Дерзость мысли, чувства, слова! Говорить, не боясь преград, идти смело, никому не отдавая отчета, куда и зачем, влечь за собой толпу…
Это чудно! Но… если не горенье нужно, а замерзание! Вот Брюсов, — забрался на гору, на самую вершину (по его мнению) творчества и, борясь с огнем в своей груди, медленно холодеет и обращается в мраморную статую.
Разве замерзание не так же могуче и прекрасно, как сгорание? Милый Понтик, глядя <на> все это с медицинской точки зрения. Вы скажете, что это всё сплошная отвлеченность, что природа не считается с капризами отдельных личностей и пр.
Но Вы мне тем-то и нравитесь, что в Вас эстетик сильнее врача, а то бы я не стала Вам писать всего этого.
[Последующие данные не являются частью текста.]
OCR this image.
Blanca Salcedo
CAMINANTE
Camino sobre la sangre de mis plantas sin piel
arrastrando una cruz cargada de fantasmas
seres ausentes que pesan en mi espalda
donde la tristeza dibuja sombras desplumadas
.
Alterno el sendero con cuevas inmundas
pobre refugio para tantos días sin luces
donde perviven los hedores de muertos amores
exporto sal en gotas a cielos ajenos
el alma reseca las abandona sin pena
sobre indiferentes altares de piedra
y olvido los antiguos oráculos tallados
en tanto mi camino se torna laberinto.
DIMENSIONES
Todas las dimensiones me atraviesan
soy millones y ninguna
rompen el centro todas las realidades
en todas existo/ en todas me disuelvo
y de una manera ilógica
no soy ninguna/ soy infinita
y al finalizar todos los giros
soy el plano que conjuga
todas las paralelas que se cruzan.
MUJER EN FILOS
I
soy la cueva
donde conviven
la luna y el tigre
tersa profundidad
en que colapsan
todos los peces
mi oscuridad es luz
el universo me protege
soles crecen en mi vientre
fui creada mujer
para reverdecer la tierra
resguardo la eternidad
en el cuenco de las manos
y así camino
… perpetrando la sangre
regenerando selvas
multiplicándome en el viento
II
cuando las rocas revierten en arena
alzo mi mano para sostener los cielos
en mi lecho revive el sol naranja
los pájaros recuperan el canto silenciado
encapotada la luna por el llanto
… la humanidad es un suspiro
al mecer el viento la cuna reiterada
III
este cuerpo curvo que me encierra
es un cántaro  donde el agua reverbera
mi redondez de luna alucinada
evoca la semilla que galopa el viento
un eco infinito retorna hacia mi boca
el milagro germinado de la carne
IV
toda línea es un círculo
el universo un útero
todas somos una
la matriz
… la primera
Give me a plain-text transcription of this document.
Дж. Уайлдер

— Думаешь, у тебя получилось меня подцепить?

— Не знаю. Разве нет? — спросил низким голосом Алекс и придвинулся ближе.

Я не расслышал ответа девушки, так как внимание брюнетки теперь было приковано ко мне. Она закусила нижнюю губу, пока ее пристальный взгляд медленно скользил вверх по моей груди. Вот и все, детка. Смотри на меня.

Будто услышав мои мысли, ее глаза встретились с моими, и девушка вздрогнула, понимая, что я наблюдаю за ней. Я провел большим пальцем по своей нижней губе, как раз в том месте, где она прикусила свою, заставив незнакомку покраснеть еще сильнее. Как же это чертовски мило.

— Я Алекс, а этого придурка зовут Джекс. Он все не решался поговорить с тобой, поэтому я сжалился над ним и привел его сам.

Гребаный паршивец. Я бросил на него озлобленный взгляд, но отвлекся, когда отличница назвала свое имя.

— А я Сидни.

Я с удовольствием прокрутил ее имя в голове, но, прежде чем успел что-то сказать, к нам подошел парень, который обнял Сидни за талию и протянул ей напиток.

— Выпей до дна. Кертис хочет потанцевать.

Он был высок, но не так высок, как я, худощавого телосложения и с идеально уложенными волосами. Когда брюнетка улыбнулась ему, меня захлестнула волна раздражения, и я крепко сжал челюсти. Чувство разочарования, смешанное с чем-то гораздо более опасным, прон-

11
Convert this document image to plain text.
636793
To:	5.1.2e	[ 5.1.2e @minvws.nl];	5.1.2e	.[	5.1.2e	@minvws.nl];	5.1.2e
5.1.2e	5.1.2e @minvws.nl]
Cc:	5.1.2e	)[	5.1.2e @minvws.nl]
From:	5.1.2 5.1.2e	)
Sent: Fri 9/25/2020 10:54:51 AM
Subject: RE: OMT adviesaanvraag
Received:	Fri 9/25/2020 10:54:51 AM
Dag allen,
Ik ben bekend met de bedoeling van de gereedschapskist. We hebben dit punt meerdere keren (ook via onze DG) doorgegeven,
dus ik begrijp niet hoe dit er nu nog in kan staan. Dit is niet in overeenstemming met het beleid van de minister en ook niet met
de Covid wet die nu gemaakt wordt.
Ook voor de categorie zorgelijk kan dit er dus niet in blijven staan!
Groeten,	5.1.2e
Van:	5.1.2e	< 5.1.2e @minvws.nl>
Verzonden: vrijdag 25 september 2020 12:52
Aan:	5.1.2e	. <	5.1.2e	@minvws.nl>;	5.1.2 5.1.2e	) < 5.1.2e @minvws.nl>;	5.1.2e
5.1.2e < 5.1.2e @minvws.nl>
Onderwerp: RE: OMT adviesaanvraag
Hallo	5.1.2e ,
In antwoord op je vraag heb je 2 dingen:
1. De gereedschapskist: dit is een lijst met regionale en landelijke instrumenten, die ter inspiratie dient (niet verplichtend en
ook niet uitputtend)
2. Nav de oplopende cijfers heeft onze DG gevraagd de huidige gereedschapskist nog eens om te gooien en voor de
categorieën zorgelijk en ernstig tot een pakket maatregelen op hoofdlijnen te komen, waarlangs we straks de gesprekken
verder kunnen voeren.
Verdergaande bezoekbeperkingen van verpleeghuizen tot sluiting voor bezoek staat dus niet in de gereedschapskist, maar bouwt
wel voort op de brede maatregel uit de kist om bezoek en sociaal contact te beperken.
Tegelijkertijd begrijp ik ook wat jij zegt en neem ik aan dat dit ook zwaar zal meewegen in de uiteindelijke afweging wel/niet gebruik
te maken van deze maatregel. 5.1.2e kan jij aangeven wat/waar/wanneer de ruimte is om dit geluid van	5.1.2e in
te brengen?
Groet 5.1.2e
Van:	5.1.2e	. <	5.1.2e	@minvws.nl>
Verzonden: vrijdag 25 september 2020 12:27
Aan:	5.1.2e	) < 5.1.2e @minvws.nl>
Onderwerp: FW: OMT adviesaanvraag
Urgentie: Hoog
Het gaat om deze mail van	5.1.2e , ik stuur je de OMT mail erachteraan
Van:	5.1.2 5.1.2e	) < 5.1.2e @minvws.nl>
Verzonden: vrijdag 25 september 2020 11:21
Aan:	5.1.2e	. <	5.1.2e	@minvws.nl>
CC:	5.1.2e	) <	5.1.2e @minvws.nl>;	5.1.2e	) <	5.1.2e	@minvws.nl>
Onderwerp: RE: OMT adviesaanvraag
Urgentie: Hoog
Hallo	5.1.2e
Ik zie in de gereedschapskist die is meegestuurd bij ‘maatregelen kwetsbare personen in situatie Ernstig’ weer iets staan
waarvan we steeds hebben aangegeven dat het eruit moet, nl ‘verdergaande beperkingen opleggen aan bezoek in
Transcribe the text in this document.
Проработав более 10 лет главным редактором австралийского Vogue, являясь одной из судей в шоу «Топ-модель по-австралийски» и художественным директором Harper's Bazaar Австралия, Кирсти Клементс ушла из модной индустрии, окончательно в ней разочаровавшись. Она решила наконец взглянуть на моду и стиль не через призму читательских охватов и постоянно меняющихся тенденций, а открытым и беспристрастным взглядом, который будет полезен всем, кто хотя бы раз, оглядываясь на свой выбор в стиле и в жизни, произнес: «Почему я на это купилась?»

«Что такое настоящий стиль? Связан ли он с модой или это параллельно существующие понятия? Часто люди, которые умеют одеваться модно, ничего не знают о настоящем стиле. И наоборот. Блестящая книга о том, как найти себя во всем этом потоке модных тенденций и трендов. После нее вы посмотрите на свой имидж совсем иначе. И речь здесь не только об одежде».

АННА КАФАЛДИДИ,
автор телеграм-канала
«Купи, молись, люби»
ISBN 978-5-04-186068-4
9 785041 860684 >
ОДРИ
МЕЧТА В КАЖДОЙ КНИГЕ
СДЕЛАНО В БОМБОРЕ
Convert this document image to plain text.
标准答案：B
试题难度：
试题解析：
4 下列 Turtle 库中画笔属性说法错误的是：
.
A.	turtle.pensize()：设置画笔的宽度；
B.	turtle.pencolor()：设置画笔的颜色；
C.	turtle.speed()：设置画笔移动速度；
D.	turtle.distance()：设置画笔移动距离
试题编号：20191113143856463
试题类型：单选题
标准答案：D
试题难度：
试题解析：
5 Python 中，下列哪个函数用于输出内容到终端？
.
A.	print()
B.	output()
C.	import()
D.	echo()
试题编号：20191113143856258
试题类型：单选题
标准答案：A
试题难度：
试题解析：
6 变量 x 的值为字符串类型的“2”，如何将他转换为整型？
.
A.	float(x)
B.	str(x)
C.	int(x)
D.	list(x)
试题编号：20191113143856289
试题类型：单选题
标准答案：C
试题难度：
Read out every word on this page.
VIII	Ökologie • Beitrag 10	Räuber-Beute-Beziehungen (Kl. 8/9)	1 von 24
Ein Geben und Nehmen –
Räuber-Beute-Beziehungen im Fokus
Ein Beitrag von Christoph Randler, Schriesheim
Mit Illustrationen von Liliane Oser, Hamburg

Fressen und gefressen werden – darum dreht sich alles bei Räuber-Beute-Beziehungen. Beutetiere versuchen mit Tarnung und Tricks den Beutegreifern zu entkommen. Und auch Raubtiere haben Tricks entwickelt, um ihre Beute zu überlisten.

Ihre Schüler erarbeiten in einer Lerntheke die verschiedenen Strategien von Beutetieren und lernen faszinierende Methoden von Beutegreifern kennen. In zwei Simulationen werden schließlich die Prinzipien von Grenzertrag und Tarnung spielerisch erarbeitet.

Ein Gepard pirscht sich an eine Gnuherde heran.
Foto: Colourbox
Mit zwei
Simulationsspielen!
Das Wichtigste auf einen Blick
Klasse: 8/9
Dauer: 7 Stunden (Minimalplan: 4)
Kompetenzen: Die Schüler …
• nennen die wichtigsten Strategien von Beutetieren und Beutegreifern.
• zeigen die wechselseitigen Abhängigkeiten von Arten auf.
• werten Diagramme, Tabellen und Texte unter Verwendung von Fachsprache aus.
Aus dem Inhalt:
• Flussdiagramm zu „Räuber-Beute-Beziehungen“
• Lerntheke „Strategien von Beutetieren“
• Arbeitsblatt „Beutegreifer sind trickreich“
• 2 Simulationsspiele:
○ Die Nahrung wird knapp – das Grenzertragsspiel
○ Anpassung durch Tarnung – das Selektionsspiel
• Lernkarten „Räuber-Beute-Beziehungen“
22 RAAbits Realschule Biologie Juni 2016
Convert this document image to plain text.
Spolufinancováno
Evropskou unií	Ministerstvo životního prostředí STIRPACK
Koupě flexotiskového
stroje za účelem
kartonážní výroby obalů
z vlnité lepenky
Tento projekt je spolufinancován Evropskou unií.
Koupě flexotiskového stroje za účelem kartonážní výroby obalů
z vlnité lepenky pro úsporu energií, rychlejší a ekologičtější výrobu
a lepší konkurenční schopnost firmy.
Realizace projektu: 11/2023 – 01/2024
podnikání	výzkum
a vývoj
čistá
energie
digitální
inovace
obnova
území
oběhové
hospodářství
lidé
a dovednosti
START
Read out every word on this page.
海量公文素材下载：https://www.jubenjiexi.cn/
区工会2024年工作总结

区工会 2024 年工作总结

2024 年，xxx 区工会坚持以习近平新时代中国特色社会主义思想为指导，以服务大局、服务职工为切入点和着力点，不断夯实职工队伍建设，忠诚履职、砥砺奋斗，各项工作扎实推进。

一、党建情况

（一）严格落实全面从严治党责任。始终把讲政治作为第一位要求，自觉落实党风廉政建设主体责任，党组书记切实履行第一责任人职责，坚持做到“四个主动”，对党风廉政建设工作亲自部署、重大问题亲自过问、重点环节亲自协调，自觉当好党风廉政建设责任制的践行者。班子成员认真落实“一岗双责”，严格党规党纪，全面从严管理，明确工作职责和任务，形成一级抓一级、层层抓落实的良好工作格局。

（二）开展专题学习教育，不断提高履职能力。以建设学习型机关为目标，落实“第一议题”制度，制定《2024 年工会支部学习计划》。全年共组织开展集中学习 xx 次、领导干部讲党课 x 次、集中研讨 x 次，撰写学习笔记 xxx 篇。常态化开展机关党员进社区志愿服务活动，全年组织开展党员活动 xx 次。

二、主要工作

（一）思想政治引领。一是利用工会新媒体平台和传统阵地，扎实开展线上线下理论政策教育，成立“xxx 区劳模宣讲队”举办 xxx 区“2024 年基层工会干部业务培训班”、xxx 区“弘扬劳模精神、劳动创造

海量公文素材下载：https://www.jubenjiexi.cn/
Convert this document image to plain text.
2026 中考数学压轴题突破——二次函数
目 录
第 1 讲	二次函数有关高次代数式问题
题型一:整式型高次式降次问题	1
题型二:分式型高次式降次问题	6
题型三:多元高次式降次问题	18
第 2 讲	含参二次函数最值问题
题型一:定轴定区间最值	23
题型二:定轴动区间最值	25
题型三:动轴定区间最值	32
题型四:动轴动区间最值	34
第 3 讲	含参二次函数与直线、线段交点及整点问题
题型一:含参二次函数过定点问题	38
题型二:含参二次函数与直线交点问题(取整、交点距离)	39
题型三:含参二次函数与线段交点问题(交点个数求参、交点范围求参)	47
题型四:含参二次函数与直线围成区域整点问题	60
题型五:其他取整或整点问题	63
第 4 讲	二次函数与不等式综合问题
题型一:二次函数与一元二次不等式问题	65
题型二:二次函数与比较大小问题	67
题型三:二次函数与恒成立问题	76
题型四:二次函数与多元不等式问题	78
Вы, м. б., помните мои стихи «В Монастыре», к<отор>ые показывала Вам Соня? Они написаны под впечатлением разговора с этим странным знакомым.
В нем есть что-то каменное и холодное. Когда я поговорю с ним, все светлое, красивое, смелое исчезает и дает место какому-то кошмарному бреду, полному диких ужасов и страшных картин.
Во время разговора с Вами я чувствовала себя так ясно, так хорошо. Вообще я очень отдохнула в Орловке. А теперь всё смято, беспорядочно, сумбурно. В голове бродят какие-то отрывки мыслей. Ничего не могу обобщить. Связь как-то утерялась.
Порой мне бывает страшно и откуда-то со дна всплывает что-то темное. Мне кажется, что это начало сумасшествия. Впрочем, это шаблонно — все так говорят и никто не сходит с ума.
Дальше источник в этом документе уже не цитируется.